Businesses have the challenge (now more than ever) of deciding what to invest in and what to cut back on. It is true that tumultuous times tend to expose opportunities that would otherwise remain hidden. Smart and lucky companies will pounce on these opportunities and reap the upside benefits either counter-cyclically (while the economy is still in a downturn) or by positioning themselves well for the turnaround when it comes.
Software developers have an analagous situation every time they embark on a new project. But the cool thing about software is that “hedging your bets” is much more feasible than in business. Software architectures like SOA and the old standby of model-view-controller allow you to be prepared for whatever comes along. Building security, scalability, and performance into a system from the ground up similarly prepares you for the shifts that will inevitably hit your application.

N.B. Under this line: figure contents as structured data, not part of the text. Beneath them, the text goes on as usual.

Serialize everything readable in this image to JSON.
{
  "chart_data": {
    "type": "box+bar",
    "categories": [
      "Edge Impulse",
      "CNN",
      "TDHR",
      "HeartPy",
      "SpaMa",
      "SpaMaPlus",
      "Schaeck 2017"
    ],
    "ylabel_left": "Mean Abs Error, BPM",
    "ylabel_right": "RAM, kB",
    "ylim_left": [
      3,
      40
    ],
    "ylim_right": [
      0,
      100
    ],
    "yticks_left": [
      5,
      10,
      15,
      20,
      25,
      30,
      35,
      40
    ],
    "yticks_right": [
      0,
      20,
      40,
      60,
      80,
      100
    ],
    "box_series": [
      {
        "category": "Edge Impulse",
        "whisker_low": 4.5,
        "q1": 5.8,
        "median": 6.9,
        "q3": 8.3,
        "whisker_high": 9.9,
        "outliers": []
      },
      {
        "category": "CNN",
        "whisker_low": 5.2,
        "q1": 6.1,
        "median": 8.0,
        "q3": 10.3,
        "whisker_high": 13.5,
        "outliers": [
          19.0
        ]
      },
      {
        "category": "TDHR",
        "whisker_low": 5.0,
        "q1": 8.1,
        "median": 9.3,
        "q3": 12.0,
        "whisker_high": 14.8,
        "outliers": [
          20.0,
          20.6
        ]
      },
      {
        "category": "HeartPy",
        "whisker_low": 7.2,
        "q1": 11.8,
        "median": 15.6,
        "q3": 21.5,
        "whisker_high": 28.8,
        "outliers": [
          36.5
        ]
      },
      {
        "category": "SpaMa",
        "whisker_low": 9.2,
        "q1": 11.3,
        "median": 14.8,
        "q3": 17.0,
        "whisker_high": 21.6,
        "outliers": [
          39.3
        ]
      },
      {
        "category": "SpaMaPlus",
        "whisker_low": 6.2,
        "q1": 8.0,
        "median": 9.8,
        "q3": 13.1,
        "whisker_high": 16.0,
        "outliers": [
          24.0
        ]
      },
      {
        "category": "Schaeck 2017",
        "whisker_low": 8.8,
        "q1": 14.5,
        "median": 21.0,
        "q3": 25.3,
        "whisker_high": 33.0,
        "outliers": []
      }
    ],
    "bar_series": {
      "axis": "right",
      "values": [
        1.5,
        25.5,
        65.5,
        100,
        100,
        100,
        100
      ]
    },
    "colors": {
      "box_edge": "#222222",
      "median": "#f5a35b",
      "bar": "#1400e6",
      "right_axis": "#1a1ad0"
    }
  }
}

The analogy is that both business management and software development require investment. Architecting a system properly and leveraging the new thinking in software security and performance takes time to learn and time to implement. That is time that’s not always available on every project. Compromises are made.
The analogy breaks down however when you consider that in running a business requires a path to execute on. You have to choose the things to pursue and go after them wholeheartedly. With the new flexible architectures in software you’re supposed to be more able to “roll with the punches”.
Of course, there are many business models that spring up around the change that is hitting various industries. And there are many business models (just like dead code) that need to be tossed out in favor of better ones. Witness the record companies, auto sector, newspaper business, and lending industry. If only they could come up with ways to modularize, wrap services around their offerings, and swap in a whole new user interface. Hmmm. Maybe they can.